Using NMR to Validate First-Principles Granular Flow Equations

TL;DR

This paper employs NMR techniques to experimentally validate first-principles models of granular flow in vibrofluidized and gas-fluidized beds, providing detailed measurements of density, motion, and bubble dynamics.

Contribution

It introduces NMR-based methods to directly measure granular flow properties and verifies first-principles hydrodynamic theories against experimental data.

Findings

Granular temperature profile matches theoretical predictions.

Measured bubble velocity aligns with model estimates.

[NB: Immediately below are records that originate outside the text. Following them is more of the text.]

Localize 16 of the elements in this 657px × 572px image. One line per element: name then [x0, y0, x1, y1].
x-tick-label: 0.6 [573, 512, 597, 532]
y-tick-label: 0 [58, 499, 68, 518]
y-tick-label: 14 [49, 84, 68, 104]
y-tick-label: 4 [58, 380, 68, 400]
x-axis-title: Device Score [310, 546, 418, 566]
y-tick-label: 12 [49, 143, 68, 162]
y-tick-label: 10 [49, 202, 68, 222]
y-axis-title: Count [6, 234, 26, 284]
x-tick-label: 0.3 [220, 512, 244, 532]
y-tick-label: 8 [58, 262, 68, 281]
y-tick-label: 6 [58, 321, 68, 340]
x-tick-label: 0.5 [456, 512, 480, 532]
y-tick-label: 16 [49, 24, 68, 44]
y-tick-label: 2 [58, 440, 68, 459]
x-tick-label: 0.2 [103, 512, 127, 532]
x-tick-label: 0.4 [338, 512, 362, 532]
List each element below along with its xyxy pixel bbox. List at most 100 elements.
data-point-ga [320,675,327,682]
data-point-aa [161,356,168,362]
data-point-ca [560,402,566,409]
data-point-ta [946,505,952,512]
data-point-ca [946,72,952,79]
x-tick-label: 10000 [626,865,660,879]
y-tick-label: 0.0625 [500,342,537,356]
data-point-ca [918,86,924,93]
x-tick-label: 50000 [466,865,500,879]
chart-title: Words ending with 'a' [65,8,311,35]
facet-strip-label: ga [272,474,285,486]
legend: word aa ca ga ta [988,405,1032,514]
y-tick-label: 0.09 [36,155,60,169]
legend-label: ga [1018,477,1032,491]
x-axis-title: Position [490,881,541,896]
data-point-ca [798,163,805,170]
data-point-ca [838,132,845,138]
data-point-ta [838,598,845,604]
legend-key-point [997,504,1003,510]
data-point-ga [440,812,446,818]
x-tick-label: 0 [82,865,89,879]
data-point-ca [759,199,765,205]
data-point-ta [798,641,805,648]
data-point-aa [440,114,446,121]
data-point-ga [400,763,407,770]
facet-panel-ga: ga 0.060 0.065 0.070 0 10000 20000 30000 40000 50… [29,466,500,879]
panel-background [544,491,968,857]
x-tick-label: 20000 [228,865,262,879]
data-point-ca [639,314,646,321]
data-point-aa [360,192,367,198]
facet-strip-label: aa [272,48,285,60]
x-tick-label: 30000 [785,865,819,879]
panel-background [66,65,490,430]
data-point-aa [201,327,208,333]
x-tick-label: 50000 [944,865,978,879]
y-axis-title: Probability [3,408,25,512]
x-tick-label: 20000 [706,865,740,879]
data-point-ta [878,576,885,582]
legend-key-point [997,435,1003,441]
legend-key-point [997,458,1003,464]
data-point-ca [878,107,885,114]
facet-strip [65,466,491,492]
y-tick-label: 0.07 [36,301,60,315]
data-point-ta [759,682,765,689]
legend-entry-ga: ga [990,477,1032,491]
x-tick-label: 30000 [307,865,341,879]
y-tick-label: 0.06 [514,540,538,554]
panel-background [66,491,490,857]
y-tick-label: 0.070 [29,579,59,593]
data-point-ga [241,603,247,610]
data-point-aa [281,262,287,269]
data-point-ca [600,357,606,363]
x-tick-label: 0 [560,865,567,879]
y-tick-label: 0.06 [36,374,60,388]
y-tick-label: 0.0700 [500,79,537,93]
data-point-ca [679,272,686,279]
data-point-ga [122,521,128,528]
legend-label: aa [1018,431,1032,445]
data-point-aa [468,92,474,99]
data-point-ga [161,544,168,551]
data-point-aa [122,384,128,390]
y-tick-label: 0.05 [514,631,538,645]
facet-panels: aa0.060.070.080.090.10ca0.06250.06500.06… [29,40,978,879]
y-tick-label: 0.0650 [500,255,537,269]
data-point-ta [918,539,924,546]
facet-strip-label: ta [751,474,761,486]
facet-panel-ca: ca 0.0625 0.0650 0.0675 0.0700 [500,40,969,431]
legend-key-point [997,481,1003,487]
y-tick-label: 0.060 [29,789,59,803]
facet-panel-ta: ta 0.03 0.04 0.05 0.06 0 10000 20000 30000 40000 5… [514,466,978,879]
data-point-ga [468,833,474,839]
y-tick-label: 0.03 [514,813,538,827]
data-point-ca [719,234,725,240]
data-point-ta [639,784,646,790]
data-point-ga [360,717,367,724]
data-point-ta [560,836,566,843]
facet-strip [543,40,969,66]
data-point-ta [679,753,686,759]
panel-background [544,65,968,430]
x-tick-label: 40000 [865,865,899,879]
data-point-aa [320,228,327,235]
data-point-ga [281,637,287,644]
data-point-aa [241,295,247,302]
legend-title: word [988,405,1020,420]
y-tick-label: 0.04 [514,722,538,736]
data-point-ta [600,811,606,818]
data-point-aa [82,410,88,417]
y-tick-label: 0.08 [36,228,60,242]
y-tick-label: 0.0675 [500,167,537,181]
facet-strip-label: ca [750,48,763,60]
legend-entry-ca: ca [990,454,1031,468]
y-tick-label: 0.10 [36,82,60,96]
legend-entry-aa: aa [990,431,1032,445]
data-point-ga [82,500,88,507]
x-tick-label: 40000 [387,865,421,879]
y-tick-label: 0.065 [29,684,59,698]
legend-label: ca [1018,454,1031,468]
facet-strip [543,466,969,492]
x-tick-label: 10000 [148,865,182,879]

NMR techniques effectively capture grain and gas dynamics.

Abstract

Nuclear magnetic resonance (NMR) experiments are described for two granular-flow systems, the vibrofluidized bed and the gas-fluidized bed. Using pulsed field gradient, magnetic resonance imaging, and hyperpolarized gas NMR, detailed information is obtained for the density and motions of both grains and interstitial gas. For the vibrofluidized bed, the granular temperature profile is measured and compared with a first-principles formulation of granular hydrodynamics. For the gas-fluidized bed, dynamic correlations in the grain density are used to measure the bubble velocity and hyperpolarized xenon gas NMR is used to measure the bubble-emulsion exchange rate. A goal of these measurements is to verify in earth gravity first-principles theories of granular flows, which then can be used to make concrete predictions for granular flows in reduced gravity.